BY : Ns. Tri Wahyuni,.S.Kep,.M.Kep


• Perawatan paliatif merupakan pendekatan untuk meningkatkan kualitas hidup pasien dan
keluarga dalam menghadapi penyakit yang mengancam jiwa, dengan cara meringankan
penderitaan terhadap rasa sakit dan memberikan dukungan fisik, psikososial dan spiritual
yang dimulai sejak tegaknya diagnosa hingga akhir kehidupan pasien (World Health
Organization, 2014). Perawatan paliatif juga merupakan suatu pendekatan dalam perawatan
pasien yang terintegrasi dengan terapi pengobatan untuk mengoptimalkan kualitas hidup
pasien dengan penyakit kronis atau mengancam jiwa (National Consensus Project for
Quality Palliative Care, 2009).
• Perawatan paliatif pada anak merupakan suatu pendekatan aktif dan peduli secara penuh,
dari tegaknya diagnosis, sepanjang hidup, hingga kematian anak.Hal ini mencakup
pendekatan secara fisik, emosional, sosial, spiritual dan berfokus pada peningkatan kualitas
hidup bagi anak dan dukungan bagi keluarga. Perawatan paliatif pada anak dirancang untuk
memenuhi kebutuhan unik dan khusus anak dengan kondisi yang mengancam jiwa seperti
kanker, distrofi otot, cystic fibrosis, masalah otak parah, komplikasi dari prematuritas dan
cacat lahir serta gangguan langka (Association for Children’s Palliative Care, 2009)

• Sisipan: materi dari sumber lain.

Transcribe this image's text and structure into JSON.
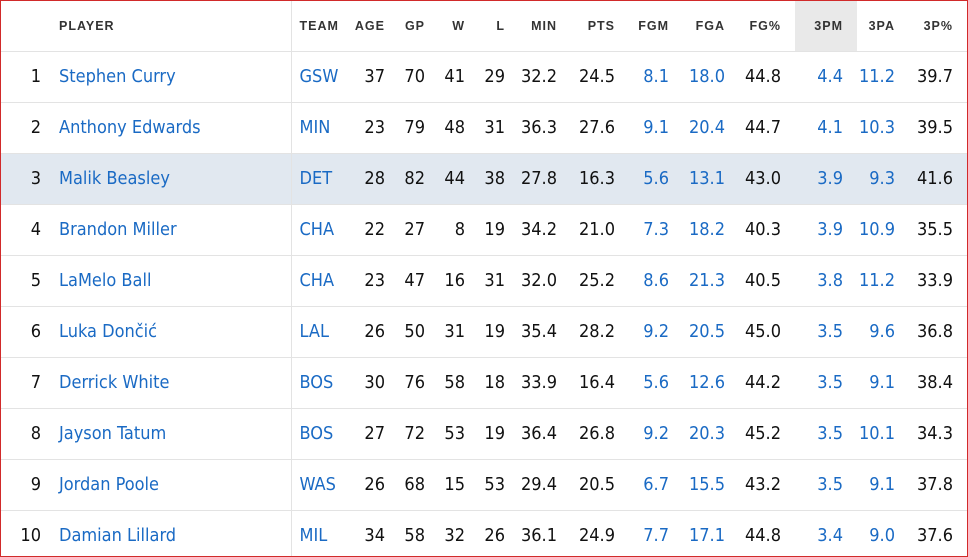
{
  "colors": {
    "link": "#1a6ac4",
    "highlight_row": "#e1e8f0",
    "sorted_header": "#e9e9e9",
    "frame_border": "#d12a2a"
  },
  "table": {
    "sorted_column": "3PM",
    "headers": {
      "rank": "",
      "player": "PLAYER",
      "team": "TEAM",
      "age": "AGE",
      "gp": "GP",
      "w": "W",
      "l": "L",
      "min": "MIN",
      "pts": "PTS",
      "fgm": "FGM",
      "fga": "FGA",
      "fgpct": "FG%",
      "tpm": "3PM",
      "tpa": "3PA",
      "tppct": "3P%"
    },
    "rows": [
      {
        "rank": "1",
        "player": "Stephen Curry",
        "team": "GSW",
        "age": "37",
        "gp": "70",
        "w": "41",
        "l": "29",
        "min": "32.2",
        "pts": "24.5",
        "fgm": "8.1",
        "fga": "18.0",
        "fgpct": "44.8",
        "tpm": "4.4",
        "tpa": "11.2",
        "tppct": "39.7"
      },
      {
        "rank": "2",
        "player": "Anthony Edwards",
        "team": "MIN",
        "age": "23",
        "gp": "79",
        "w": "48",
        "l": "31",
        "min": "36.3",
        "pts": "27.6",
        "fgm": "9.1",
        "fga": "20.4",
        "fgpct": "44.7",
        "tpm": "4.1",
        "tpa": "10.3",
        "tppct": "39.5"
      },
      {
        "rank": "3",
        "player": "Malik Beasley",
        "team": "DET",
        "age": "28",
        "gp": "82",
        "w": "44",
        "l": "38",
        "min": "27.8",
        "pts": "16.3",
        "fgm": "5.6",
        "fga": "13.1",
        "fgpct": "43.0",
        "tpm": "3.9",
        "tpa": "9.3",
        "tppct": "41.6",
        "highlighted": true
      },
      {
        "rank": "4",
        "player": "Brandon Miller",
        "team": "CHA",
        "age": "22",
        "gp": "27",
        "w": "8",
        "l": "19",
        "min": "34.2",
        "pts": "21.0",
        "fgm": "7.3",
        "fga": "18.2",
        "fgpct": "40.3",
        "tpm": "3.9",
        "tpa": "10.9",
        "tppct": "35.5"
      },
      {
        "rank": "5",
        "player": "LaMelo Ball",
        "team": "CHA",
        "age": "23",
        "gp": "47",
        "w": "16",
        "l": "31",
        "min": "32.0",
        "pts": "25.2",
        "fgm": "8.6",
        "fga": "21.3",
        "fgpct": "40.5",
        "tpm": "3.8",
        "tpa": "11.2",
        "tppct": "33.9"
      },
      {
        "rank": "6",
        "player": "Luka Dončić",
        "team": "LAL",
        "age": "26",
        "gp": "50",
        "w": "31",
        "l": "19",
        "min": "35.4",
        "pts": "28.2",
        "fgm": "9.2",
        "fga": "20.5",
        "fgpct": "45.0",
        "tpm": "3.5",
        "tpa": "9.6",
        "tppct": "36.8"
      },
      {
        "rank": "7",
        "player": "Derrick White",
        "team": "BOS",
        "age": "30",
        "gp": "76",
        "w": "58",
        "l": "18",
        "min": "33.9",
        "pts": "16.4",
        "fgm": "5.6",
        "fga": "12.6",
        "fgpct": "44.2",
        "tpm": "3.5",
        "tpa": "9.1",
        "tppct": "38.4"
      },
      {
        "rank": "8",
        "player": "Jayson Tatum",
        "team": "BOS",
        "age": "27",
        "gp": "72",
        "w": "53",
        "l": "19",
        "min": "36.4",
        "pts": "26.8",
        "fgm": "9.2",
        "fga": "20.3",
        "fgpct": "45.2",
        "tpm": "3.5",
        "tpa": "10.1",
        "tppct": "34.3"
      },
      {
        "rank": "9",
        "player": "Jordan Poole",
        "team": "WAS",
        "age": "26",
        "gp": "68",
        "w": "15",
        "l": "53",
        "min": "29.4",
        "pts": "20.5",
        "fgm": "6.7",
        "fga": "15.5",
        "fgpct": "43.2",
        "tpm": "3.5",
        "tpa": "9.1",
        "tppct": "37.8"
      },
      {
        "rank": "10",
        "player": "Damian Lillard",
        "team": "MIL",
        "age": "34",
        "gp": "58",
        "w": "32",
        "l": "26",
        "min": "36.1",
        "pts": "24.9",
        "fgm": "7.7",
        "fga": "17.1",
        "fgpct": "44.8",
        "tpm": "3.4",
        "tpa": "9.0",
        "tppct": "37.6"
      }
    ]
  }
}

• Pada tahun 2011, 29.063.194 orang di dunia meninggal karena penyakit yang membutuhkan
perawatan paliatif dan 6% dari jumlah tersebut merupakan anak-anak. Setiap tahunnya
diperkirakan 63 anak dari 100.000 anak dibawah usia 15 tahun membutuhkan perawatan
paliatif pada akhir kehidupannya. Penyebab kematian terbanyak pada anak dengan
kebutuhan perawatan paliatif adalah kelainan konginetal 25,06%, kondisi neonatal 14,64%,
penyakit KEP 14,12%, meningitis 12,62%, HIV/AIDS 10,23% dan penyakit kardiovaskuler
6,18%. Wilayah Asia Tenggara merupakan wilayah tertinggi kedua dengan anak yang
membutuhkan perawatan paliatif (24%) termasuk Indonesia (WHO, 2014).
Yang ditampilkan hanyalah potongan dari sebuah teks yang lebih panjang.